After a brief confrontation with Officer Tookes, who was protecting the injured Macken, Jordan fled east along 189th Street, then southeasterly towards 189th Terrace east of 113th Avenue. By this time, Guerrier was driving the vehicle with the two men held in the blazer. Jordan reappeared near Guerrier in the vehicle. As he ran past Guerrier in the vehicle, he pointed his gun at her.8
We therefore find that the record evidence presented at trial conclusively refutes Jordan's argument that each of the offenses for which Jordan was convicted were committed during a single criminal episode. Cf. Jordan v. State, 182 So.3d 819, 821 (Fla. 3d DCA 2016) (“[W]e cannot determine from the record provided whether the consecutive three-year mandatory minimum sentences for multiple counts of aggravated assault with a firearm were allegedly committed during a single criminal episode and whether such sentences are illegal.”). Accordingly, the stacking of the mandatory minimums was permissible, and the trial court properly denied Jordan's rule 3.800(a) post-conviction motion.

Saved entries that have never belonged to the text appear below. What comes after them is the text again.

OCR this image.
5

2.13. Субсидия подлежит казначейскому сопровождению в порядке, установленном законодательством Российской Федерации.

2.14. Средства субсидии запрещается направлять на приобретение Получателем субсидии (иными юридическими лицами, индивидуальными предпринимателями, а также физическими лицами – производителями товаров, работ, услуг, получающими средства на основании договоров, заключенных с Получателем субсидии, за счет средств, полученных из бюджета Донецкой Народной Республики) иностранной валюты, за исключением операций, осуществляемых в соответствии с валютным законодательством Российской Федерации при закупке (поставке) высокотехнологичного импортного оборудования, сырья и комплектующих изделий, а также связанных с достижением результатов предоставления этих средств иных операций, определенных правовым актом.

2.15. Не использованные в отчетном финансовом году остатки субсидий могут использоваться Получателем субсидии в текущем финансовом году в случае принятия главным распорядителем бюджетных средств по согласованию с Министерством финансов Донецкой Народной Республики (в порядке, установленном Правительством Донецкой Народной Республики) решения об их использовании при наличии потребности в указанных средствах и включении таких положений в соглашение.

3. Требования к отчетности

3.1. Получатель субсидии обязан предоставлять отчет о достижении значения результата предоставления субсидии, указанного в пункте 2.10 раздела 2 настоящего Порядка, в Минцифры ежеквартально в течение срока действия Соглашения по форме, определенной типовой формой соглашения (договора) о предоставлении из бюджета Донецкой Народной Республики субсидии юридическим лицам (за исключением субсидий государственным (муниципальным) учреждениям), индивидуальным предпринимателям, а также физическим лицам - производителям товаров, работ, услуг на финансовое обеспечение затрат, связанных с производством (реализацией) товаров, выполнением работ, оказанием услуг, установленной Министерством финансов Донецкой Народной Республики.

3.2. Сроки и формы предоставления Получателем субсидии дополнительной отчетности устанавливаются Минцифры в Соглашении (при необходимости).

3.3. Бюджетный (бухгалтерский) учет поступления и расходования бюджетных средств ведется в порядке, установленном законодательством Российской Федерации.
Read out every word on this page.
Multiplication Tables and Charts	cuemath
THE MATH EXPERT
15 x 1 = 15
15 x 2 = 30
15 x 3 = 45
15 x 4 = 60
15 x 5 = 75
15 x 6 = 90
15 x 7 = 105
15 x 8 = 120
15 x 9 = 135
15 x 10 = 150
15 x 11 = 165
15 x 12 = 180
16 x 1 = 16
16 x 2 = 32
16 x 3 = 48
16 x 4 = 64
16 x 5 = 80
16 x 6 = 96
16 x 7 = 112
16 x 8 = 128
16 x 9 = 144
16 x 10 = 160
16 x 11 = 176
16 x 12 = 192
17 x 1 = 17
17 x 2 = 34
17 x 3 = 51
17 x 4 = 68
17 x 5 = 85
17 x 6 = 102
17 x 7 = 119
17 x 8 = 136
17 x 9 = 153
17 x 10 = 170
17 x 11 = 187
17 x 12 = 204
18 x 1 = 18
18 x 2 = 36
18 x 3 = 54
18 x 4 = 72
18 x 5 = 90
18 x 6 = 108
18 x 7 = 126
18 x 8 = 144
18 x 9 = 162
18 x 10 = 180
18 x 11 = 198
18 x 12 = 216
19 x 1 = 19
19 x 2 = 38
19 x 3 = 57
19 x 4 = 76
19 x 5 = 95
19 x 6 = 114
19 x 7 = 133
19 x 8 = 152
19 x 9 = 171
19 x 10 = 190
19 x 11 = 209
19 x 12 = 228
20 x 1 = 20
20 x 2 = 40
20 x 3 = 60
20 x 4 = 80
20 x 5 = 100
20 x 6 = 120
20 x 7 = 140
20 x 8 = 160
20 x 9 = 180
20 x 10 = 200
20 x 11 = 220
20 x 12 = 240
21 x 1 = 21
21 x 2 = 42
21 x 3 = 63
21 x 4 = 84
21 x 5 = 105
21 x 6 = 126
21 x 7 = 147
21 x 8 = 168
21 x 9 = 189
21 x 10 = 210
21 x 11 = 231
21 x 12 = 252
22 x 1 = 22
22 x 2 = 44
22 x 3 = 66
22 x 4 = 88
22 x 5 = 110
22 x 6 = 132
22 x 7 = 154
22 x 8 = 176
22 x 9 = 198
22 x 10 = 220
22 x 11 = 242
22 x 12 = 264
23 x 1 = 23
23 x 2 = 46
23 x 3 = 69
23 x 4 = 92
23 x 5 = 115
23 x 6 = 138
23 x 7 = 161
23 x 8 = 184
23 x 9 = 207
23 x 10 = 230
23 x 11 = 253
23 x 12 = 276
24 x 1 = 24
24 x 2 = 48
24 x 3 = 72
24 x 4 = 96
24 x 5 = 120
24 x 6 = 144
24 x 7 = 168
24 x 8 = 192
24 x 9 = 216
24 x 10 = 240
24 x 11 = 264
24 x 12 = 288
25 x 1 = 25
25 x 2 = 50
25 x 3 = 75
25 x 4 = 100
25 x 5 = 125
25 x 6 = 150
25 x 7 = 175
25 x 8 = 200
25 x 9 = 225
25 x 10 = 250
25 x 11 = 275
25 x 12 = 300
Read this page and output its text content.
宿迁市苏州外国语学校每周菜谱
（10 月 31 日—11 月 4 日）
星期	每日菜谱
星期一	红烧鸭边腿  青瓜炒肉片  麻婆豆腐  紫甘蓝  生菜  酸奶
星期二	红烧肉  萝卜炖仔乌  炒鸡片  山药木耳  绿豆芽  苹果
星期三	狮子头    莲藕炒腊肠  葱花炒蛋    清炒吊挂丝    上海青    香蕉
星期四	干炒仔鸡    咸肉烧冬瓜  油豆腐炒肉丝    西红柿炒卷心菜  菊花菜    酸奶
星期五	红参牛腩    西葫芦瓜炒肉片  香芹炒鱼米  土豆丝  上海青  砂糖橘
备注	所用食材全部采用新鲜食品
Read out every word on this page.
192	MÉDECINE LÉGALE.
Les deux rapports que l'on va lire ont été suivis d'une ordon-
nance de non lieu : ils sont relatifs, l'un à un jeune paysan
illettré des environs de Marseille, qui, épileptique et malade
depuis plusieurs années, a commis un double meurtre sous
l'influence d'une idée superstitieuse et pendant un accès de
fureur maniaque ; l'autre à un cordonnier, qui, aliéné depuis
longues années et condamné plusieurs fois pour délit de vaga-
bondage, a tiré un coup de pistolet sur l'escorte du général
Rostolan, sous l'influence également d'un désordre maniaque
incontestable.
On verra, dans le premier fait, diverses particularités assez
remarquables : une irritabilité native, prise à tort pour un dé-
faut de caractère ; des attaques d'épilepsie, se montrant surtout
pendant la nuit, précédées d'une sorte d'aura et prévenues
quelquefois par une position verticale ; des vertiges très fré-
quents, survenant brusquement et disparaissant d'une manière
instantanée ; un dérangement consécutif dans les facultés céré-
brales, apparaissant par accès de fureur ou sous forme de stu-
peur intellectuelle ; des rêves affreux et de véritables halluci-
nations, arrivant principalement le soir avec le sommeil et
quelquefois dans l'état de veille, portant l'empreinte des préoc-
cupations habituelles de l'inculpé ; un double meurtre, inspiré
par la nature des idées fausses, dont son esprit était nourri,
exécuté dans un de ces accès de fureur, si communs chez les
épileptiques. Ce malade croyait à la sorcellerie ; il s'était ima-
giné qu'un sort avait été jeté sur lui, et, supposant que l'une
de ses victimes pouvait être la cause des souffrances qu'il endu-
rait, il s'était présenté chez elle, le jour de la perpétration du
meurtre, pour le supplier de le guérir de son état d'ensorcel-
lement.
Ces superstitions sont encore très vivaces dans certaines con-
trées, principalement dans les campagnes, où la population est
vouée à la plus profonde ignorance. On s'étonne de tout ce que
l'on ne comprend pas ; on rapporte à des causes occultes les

1. While both the trial court and the State characterize the March 10, 2015, motion as pro se, the motion appears to have been signed by Clayton R. Kaeiser as attorney for defendant.
2. We note that the March 10, 2015 motion was Jordan's third Rule 3.800(a) motion, and his fifth motion for post-conviction relief.
3. On February 14, 2017, this Court granted Jordan's petition for a belated appeal of the March 15, 2016 order, as Jordan had timely placed his appeal into the hands of prison officials.
4. “In Wilson [v. State, 467 So.2d 996 (Fla.1985) ], where the defendant possessed a gun while kidnapping the one victim and then taking her by car a short distance and sexually assaulting her, we held that the offenses occurred during a single episode. In State v. Ames, 467 So.2d 994 (Fla.1985), where the defendant possessed a gun while breaking into a woman's house, robbing her in one room and raping her in another, we held that the three offenses occurred during a single episode.” State v. Thomas, 487 So.2d 1043, 1044 (Fla. 1986).
5. Subsequent to Christian, the Florida Legislature amended section 775.087, Florida Statutes, to add new subsection (2)(d), which reads:It is the intent of the Legislature that offenders who actually possess, carry, display, use, threaten to use, or attempt to use firearms or destructive devices be punished to the fullest extent of the law, and the minimum terms of imprisonment imposed pursuant to this subsection shall be imposed for each qualifying felony count for which the person is convicted. The court shall impose any term of imprisonment provided for in this subsection consecutively to any other term of imprisonment imposed for any other felony offense.§ 775.087(2)(d), Fla. Stat. (1999). While this provision does not apply to the instant case, as Jordan was sentenced prior to the amendment, the Florida Supreme Court has held that the amendment is consistent with its decisions predating the amendment, particularly Christian and Thomas. See Sousa, 903 So.2d at 927.
6. In Sousa, it is clear that two of the victims were shot in a single criminal episode. The opinion, however, is unclear as to whether the offense against the third victim occurred in the same or a separate criminal episode.
7. The record is unclear as to the whereabouts of the fourth male.
8. Jordan was arrested later that day after significant intervening events not relevant to this appeal.